Opinion Behold the priest-kings of the future Supreme Court

Columnist|
June 28, 2018 at 8:34 p.m. EDT
The Supreme Court in Washington. (J. Scott Applewhite/AP)

One can easily imagine a 24th-century American civics class in which the teaching bot is struggling to explain how the United States passed from having a roughly representative democracy into the more modern arrangement of having the priest-kings of the Supreme Court make all the important laws.

Or perhaps you can’t imagine it. But really, it shouldn’t be that hard. It’s a relatively simple extrapolation from current trends toward presidential-election-as-judicial-election and policy-preference-as-constitutional-right.

Courts have never been apolitical, of course — one need only read something such as the Dred Scott decision to see how deeply politics and prejudice are woven into the country’s judicial history. But that’s to some extent the unavoidable price of having flawed human beings making legal decisions. What happened in the mid-to-late 20th century is something different. No longer was it just personal politics influencing judicial answers to the questions courts had to decide. Instead, the justices were increasingly answering questions that legislators were perfectly capable of addressing but had not, at least to the court’s liking.

Remarkably, in a fairly short period of time, almost everyone seemed to agree that this was a good idea. Oh, of course they complained bitterly when the other party got enough judges to impose its preferences. But conservatives who lamented the outrageous overreach of the Obergefell decision on same-sex marriage simultaneously wish to hand the courts sweeping powers to strike down things like labor law; liberals who complained about the court “legislating from the bench” about campaign finance (Citizens United) simultaneously insisted on the sacred constitutional rights to be found in Roe v. Wade.

Both sides could do this with no sense of irony, because for almost everyone, “constitutional” had come to mean “good.” “Constitutional rights” described not the limited number of things that were enumerated by the Constitution but “things I think are so fundamentally important that I shouldn’t have to argue about them with other voters.”

This paradigm shift, which we might call the Synonymist School of judicial thought, now dominates the discourse on both sides of the aisle. If you ask random partisans to name a law they detest, but which is nonetheless constitutional, you are apt to get a puzzled stare, as if you had asked them to name history’s most fun massacre.

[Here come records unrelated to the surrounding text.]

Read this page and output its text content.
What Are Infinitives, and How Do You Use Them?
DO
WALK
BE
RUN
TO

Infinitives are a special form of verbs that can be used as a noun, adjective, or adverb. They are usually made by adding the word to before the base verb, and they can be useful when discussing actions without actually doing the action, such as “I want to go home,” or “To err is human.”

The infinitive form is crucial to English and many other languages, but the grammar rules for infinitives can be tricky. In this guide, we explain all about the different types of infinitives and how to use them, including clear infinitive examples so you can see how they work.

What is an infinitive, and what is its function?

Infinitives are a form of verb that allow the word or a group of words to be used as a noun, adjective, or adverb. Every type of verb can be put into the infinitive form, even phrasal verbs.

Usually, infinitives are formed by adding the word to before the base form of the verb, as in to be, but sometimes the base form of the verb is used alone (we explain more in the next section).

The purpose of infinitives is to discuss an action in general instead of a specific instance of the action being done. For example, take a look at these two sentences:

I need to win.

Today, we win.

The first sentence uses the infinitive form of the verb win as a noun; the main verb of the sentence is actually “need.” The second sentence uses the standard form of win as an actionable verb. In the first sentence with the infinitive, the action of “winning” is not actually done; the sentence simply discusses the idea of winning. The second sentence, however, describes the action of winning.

Legislatures and executives have readily, even enthusiastically, assented to the transfer of their powers to the Supreme Court. No one really questions the wisdom of having judges make policy; they simply wish to stack the courts so that their judges are the ones setting the rules. Thus elections have increasingly turned into a fight not to elect policymakers but to elect the politicians who will appoint or confirm the policymakers of the federal court system.

It may seem far-fetched to imagine that this process could keep worsening until the primary responsibility of Congress is simply confirming the judges who will make the laws. It is indeed more of a reductio ad absurdum than a serious political prediction. Yet I wouldn’t quite rule it out, either. Many political systems in history have featured offices and structures that morphed into something almost unrecognizable from their original conception. And elections-to-elect-the-electors aren’t unknown in the United States — until the 17th Amendment was ratified in 1913, U.S. senators were appointed by state legislatures, not directly elected.

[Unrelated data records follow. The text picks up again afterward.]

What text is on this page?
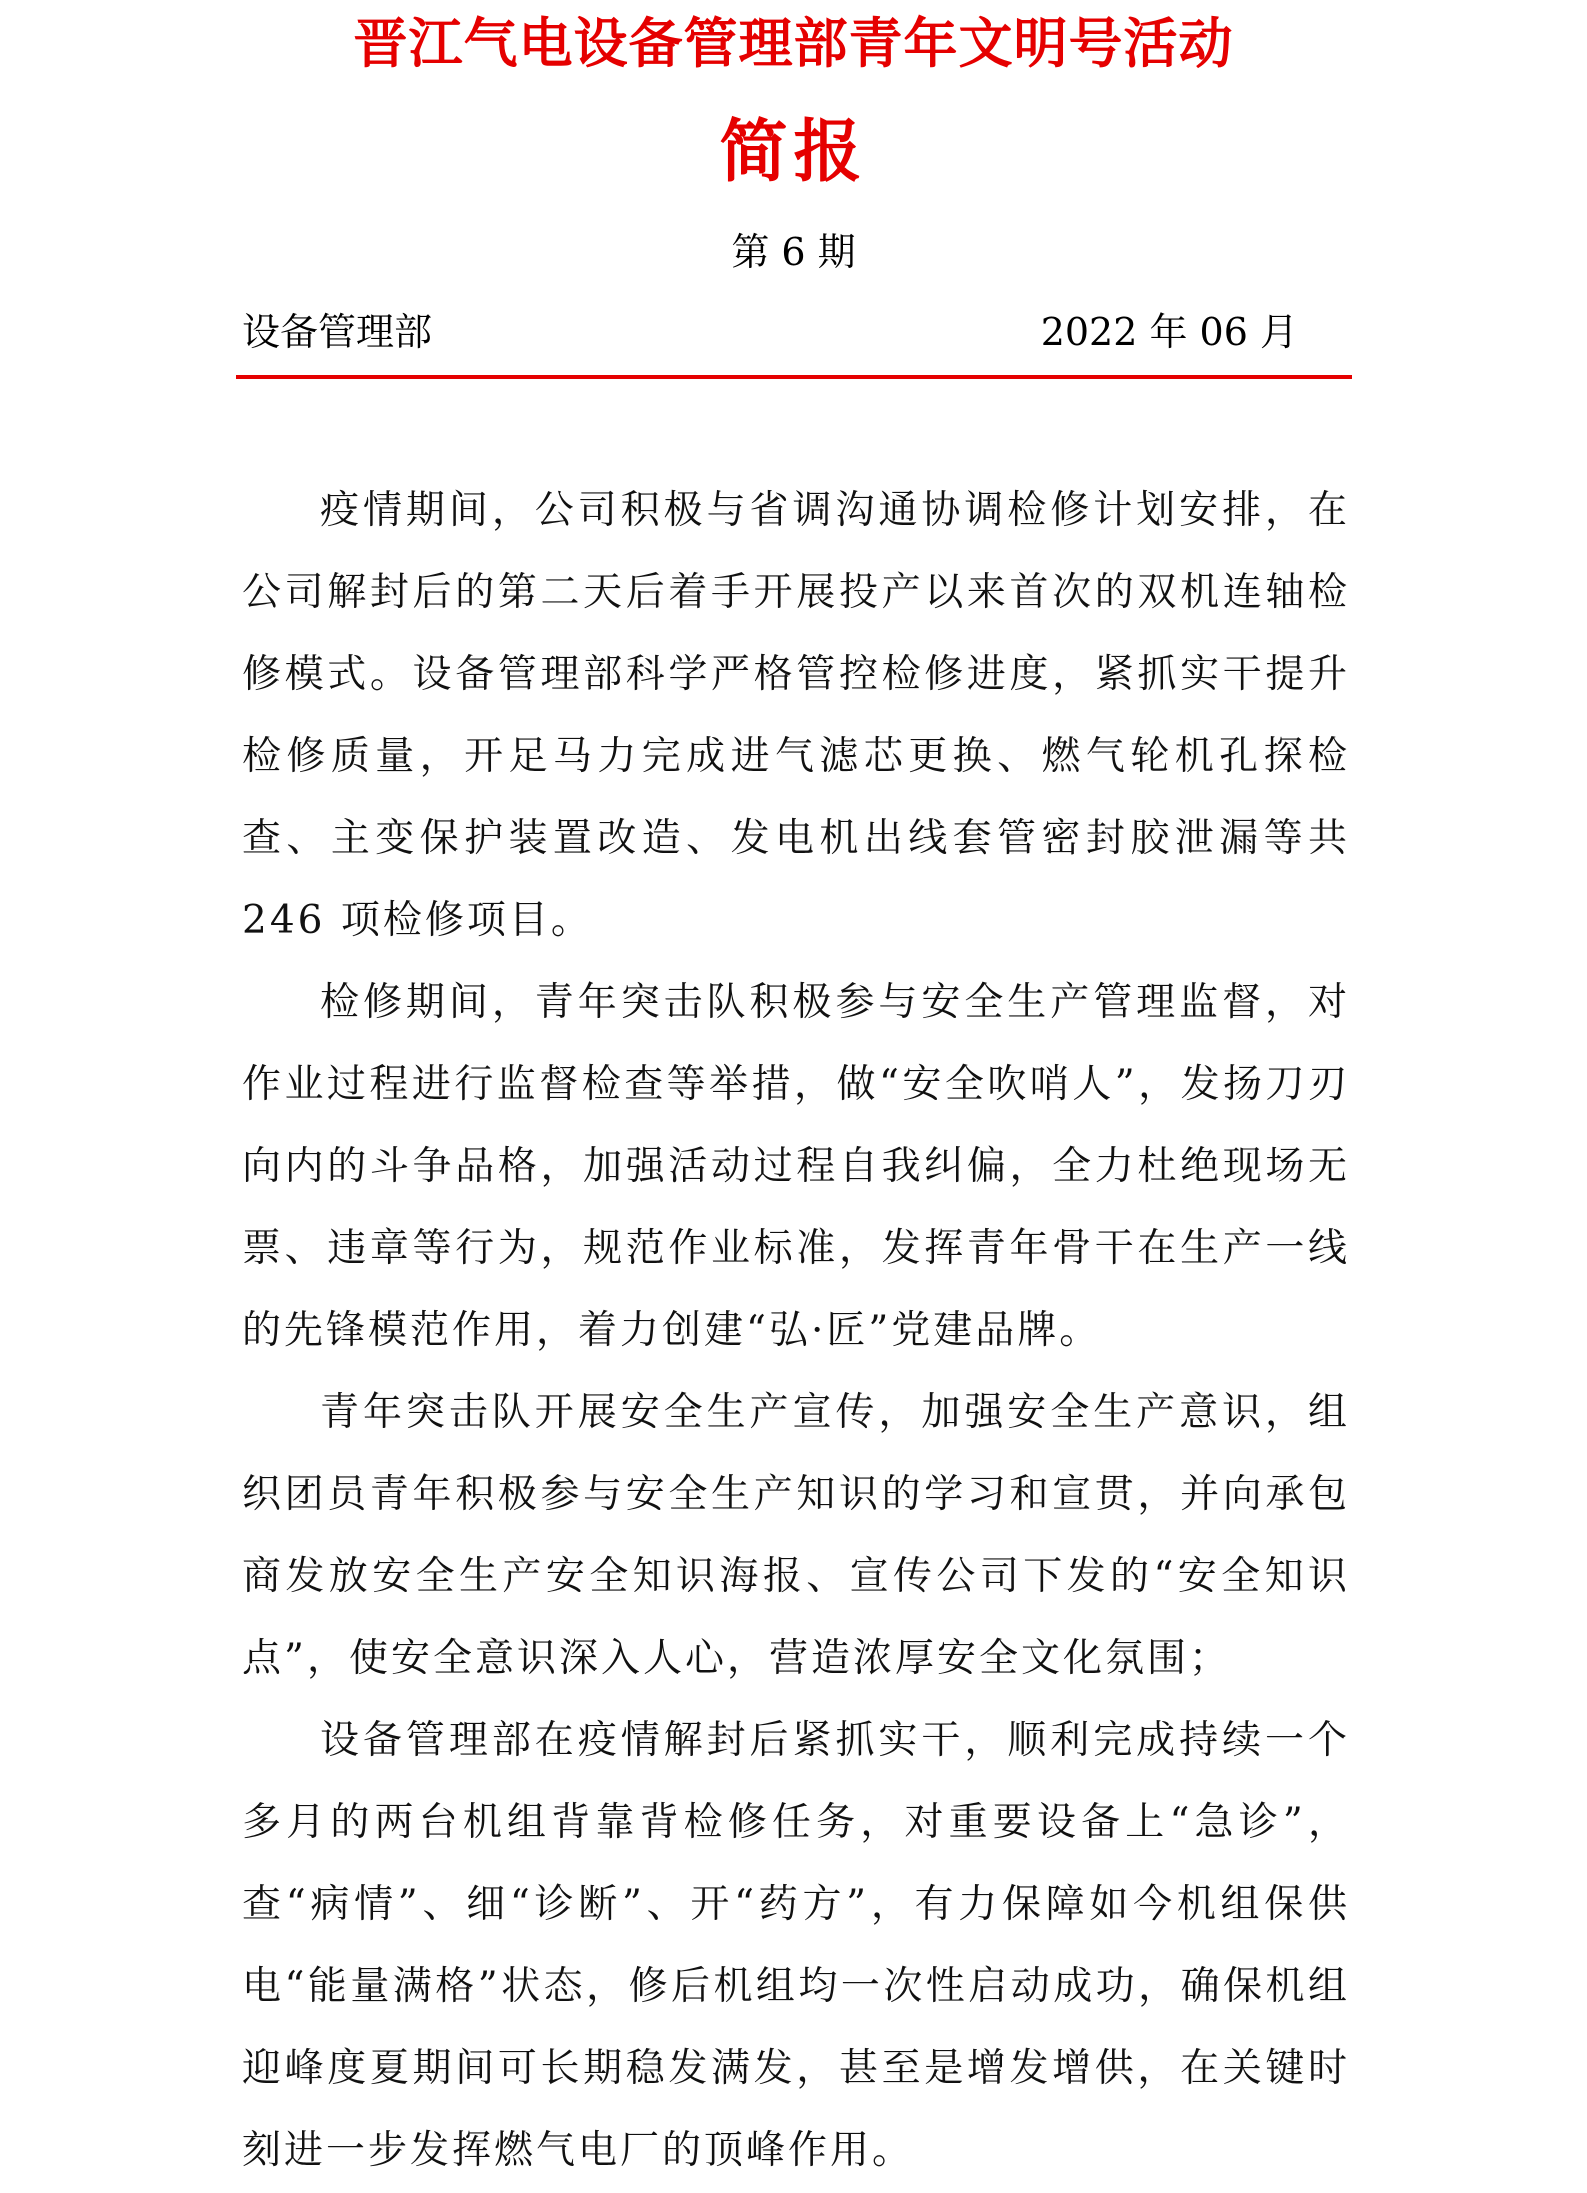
晋江气电设备管理部青年文明号活动
简报
第 6 期
设备管理部	2022 年 06 月

疫情期间，公司积极与省调沟通协调检修计划安排，在公司解封后的第二天后着手开展投产以来首次的双机连轴检修模式。设备管理部科学严格管控检修进度，紧抓实干提升检修质量，开足马力完成进气滤芯更换、燃气轮机孔探检查、主变保护装置改造、发电机出线套管密封胶泄漏等共 246 项检修项目。

检修期间，青年突击队积极参与安全生产管理监督，对作业过程进行监督检查等举措，做“安全吹哨人”，发扬刀刃向内的斗争品格，加强活动过程自我纠偏，全力杜绝现场无票、违章等行为，规范作业标准，发挥青年骨干在生产一线的先锋模范作用，着力创建“弘·匠”党建品牌。

青年突击队开展安全生产宣传，加强安全生产意识，组织团员青年积极参与安全生产知识的学习和宣贯，并向承包商发放安全生产安全知识海报、宣传公司下发的“安全知识点”，使安全意识深入人心，营造浓厚安全文化氛围；

设备管理部在疫情解封后紧抓实干，顺利完成持续一个多月的两台机组背靠背检修任务，对重要设备上“急诊”，查“病情”、细“诊断”、开“药方”，有力保障如今机组保供电“能量满格”状态，修后机组均一次性启动成功，确保机组迎峰度夏期间可长期稳发满发，甚至是增发增供，在关键时刻进一步发挥燃气电厂的顶峰作用。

If you can’t believe that American democracy could let that happen, consider that as soon as Justice Anthony M. Kennedy announced his retirement on Wednesday, analysts from both parties immediately started talking about the sweeping effects this would have on voter turnout in the 2018 midterms. In a world where Supreme Court appointments are a prime motivation for voters to go to the polls, is it really so hard to imagine that the composition of the Supreme Court might one day come to be the only electoral question that matters?

If that sounds ugly, maybe it’s time to reassess the whole obsession with getting control of the Supreme Court — and to rethink the maximalist judicial philosophies that make that control so valuable. Liberals who are dreading the appointment of a young, staunchly conservative Kennedy replacement may find the virtues of judicial modesty and adhering to precedent suddenly appealing.

But conservatives who are celebrating might remind themselves how they felt when Antonin Scalia died and they faced losing the court for a generation. They should remember how that possibility sent a deep chill through their bones and how catastrophically unjust it felt. Even if they’re excited now by the prospect of at last overturning the hated Roe v. Wade, that memory should worry them.

A country where half the citizens feel their concerns have been placed beyond redress or appeal is a country that is headed for trouble. And whether you’re for or against the rule of the current set of priest-kings, when your country heads for trouble, you’re going there with it.